Sanergy also produces an organic crop fertilizer created from the residue left after the biowaste has been fed to the black soldier flies. It is sold across Kenya.

In addition, some of the residue is processed into biomass briquettes used for industrial boilers and other heating applications, Sanergy said.

“We are thrilled to expand Sanergy’s pioneering circular economy model which solves multiple social problems, such as waste management, sanitation, agricultural productivity and food security, that most countries in Africa commonly face,” said Shohei Hara, director general of JICA’s Private Sector Partnership and Finance Department.

Supplied photo shows dried black soldier fly larvae for animal feed. (Photo courtesy of the Japan International Cooperation Agency)(Kyodo)

 

“JICA will continue to develop partnerships with wider stakeholders in tackling with these social problems,” Hara added.

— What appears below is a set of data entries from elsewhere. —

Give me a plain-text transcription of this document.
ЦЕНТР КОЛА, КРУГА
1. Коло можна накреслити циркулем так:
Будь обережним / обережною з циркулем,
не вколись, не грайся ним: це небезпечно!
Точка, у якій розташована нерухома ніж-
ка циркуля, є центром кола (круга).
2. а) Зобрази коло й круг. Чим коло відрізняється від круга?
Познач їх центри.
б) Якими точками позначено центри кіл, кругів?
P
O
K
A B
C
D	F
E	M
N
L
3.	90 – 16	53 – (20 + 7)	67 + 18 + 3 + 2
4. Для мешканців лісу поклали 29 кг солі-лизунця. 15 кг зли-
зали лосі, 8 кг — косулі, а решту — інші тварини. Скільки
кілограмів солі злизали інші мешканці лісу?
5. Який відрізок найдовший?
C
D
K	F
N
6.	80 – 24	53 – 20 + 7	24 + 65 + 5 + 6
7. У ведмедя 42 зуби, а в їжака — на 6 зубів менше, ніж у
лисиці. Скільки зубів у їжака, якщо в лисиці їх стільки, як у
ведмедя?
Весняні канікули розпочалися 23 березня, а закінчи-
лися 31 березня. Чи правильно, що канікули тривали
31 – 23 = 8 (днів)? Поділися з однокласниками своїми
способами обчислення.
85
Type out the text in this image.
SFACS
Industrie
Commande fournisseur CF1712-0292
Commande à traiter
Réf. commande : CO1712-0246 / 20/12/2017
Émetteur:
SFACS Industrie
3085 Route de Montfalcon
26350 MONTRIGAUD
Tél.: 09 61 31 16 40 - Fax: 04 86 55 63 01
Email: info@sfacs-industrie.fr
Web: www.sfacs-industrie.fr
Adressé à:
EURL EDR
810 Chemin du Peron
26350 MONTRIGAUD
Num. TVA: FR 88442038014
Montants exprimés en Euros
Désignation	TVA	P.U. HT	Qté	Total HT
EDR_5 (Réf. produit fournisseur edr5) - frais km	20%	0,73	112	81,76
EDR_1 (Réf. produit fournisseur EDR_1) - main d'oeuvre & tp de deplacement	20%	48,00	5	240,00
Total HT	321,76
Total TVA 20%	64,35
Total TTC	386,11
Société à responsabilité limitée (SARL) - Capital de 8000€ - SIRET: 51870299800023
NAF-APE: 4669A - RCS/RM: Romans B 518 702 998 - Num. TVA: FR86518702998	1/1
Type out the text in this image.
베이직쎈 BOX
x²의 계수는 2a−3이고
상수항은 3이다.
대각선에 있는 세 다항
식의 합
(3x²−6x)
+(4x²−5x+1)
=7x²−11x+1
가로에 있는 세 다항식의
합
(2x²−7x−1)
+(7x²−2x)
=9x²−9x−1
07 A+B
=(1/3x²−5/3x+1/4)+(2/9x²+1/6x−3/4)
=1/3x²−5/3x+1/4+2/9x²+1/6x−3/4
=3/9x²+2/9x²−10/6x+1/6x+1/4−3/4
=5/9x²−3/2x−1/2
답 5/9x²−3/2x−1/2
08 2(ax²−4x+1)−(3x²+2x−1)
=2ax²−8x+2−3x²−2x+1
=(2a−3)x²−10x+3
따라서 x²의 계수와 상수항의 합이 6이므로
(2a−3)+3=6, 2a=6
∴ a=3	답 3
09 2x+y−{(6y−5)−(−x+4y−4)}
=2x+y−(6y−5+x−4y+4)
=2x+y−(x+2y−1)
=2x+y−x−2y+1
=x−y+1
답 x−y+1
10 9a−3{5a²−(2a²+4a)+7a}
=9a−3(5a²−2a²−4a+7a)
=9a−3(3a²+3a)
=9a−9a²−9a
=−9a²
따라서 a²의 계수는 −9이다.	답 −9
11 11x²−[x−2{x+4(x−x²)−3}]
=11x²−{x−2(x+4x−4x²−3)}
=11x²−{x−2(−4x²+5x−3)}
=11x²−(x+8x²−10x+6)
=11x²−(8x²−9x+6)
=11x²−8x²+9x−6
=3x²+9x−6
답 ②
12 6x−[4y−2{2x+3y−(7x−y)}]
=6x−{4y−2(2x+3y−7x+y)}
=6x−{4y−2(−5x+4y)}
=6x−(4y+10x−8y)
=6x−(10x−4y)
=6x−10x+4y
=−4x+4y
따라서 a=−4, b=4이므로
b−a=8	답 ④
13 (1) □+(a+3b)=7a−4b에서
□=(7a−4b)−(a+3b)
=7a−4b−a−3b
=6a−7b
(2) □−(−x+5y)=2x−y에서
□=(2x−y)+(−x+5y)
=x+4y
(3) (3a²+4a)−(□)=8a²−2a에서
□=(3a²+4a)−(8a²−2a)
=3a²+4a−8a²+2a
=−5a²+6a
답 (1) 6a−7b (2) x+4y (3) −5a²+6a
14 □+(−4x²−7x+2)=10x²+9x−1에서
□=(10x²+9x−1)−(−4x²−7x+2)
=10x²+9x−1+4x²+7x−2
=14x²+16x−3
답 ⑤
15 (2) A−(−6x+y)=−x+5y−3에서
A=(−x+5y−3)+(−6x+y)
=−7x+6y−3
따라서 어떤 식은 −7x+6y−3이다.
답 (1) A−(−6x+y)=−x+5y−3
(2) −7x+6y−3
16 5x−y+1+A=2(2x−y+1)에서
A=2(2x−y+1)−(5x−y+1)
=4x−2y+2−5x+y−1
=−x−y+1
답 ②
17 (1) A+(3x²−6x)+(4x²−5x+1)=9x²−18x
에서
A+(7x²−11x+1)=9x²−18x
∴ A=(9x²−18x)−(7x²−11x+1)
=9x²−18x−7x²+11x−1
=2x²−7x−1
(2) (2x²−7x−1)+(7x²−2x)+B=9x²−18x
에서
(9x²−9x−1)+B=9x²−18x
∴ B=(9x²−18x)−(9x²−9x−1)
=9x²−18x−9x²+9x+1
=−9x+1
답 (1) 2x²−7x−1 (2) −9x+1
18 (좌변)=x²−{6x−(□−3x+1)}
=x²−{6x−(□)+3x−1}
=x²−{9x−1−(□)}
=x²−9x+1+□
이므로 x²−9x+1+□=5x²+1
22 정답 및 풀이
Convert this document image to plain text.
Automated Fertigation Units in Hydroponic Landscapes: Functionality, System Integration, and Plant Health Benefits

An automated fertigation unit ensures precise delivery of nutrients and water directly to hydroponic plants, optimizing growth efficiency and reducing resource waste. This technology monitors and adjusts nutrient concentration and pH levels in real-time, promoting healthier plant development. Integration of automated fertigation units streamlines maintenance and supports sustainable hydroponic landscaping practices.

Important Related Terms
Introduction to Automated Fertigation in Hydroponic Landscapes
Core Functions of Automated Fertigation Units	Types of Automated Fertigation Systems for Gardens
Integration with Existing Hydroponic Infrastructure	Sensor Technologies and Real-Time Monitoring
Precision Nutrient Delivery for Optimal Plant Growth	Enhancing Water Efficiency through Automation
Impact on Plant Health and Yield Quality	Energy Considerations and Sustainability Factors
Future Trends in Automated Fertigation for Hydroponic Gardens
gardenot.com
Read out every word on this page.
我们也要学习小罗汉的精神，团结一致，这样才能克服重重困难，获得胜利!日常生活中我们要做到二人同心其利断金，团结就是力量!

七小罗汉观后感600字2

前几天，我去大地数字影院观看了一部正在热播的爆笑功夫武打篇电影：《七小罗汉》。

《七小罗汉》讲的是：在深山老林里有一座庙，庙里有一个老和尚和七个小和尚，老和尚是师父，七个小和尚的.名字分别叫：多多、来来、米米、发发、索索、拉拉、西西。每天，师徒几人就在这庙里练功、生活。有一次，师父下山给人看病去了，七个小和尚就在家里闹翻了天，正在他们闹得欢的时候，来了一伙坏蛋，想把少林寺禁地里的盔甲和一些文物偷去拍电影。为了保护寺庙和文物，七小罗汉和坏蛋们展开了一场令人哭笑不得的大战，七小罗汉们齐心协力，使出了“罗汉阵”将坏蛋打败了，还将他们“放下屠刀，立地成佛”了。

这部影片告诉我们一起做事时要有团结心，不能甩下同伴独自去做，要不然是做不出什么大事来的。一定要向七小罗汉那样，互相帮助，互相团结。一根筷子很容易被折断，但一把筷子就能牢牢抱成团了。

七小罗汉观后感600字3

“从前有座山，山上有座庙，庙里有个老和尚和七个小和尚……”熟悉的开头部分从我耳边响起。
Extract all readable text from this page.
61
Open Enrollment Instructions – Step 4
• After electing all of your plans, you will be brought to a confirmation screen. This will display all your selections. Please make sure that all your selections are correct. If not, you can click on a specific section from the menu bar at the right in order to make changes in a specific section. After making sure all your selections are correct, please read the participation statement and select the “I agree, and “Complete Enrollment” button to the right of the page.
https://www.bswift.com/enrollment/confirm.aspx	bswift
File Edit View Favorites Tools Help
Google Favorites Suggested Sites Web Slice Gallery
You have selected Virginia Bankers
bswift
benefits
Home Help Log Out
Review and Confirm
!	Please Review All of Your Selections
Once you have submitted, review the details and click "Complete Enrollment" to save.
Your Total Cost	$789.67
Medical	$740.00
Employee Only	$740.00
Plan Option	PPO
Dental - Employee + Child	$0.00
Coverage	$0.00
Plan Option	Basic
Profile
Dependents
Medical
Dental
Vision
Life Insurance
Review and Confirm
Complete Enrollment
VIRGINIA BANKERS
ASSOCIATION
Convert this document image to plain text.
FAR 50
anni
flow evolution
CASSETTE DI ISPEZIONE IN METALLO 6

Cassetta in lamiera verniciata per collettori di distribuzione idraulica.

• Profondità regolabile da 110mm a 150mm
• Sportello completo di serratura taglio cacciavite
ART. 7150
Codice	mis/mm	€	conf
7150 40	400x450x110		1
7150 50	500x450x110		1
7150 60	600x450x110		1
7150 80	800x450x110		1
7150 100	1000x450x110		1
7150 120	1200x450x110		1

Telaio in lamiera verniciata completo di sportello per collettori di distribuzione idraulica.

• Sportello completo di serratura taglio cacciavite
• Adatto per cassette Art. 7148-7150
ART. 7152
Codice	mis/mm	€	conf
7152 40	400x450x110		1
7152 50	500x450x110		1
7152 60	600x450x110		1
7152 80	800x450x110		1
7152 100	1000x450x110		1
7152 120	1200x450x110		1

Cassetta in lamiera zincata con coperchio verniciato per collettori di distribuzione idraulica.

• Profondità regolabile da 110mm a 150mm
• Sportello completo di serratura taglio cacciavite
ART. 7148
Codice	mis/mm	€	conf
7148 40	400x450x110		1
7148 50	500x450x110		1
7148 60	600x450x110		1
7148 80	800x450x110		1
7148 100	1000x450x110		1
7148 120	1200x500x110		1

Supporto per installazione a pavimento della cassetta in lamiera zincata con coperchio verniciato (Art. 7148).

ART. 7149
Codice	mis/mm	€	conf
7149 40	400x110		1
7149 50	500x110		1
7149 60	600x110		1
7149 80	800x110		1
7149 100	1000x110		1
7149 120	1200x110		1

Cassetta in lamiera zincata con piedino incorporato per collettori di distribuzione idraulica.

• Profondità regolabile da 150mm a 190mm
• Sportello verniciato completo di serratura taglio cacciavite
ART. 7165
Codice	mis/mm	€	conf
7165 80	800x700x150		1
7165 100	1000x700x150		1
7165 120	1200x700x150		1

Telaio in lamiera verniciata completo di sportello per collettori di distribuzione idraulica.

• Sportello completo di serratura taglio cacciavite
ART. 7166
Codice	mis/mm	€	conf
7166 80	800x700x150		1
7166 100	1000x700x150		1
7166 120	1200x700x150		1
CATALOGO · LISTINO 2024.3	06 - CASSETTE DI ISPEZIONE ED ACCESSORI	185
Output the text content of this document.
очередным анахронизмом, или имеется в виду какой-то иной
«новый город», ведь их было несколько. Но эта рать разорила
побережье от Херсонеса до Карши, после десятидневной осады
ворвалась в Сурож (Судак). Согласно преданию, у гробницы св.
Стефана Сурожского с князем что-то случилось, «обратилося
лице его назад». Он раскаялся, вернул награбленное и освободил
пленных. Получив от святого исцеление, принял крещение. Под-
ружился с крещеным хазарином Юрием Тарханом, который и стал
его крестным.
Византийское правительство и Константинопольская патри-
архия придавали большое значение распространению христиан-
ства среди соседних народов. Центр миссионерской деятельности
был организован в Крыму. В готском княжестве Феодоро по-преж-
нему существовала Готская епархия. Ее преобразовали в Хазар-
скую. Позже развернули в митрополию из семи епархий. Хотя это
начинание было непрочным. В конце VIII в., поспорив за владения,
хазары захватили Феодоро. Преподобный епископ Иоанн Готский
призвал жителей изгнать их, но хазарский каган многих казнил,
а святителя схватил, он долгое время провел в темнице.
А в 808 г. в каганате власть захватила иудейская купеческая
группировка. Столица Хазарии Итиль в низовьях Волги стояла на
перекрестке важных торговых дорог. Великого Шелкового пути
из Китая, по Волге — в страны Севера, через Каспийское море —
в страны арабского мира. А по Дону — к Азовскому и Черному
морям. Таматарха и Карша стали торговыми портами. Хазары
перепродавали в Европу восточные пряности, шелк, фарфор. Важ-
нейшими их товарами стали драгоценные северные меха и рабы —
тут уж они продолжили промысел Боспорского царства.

With the population of the Kenyan capital expected to rise from 3.04 million in 2009 to 5.94 million in 2030, its production of biowaste is expected to increase from 1,848 tons to 3,990 tons per day, according to JICA.

Sanergy was established in 2009 by three students of the Massachusetts Institute of Technology to make hygienic sanitation affordable and accessible in urban slums in Nairobi.

In 2015, the company established its first organics recycling factory in Nairobi, capable of processing 12,000 tons of waste a year. Since earlier this year, it has also been running East Africa’s largest insect feed plant, it said.

Sanergy is looking to expand its coverage area to other cities in Africa and Southeast Asia.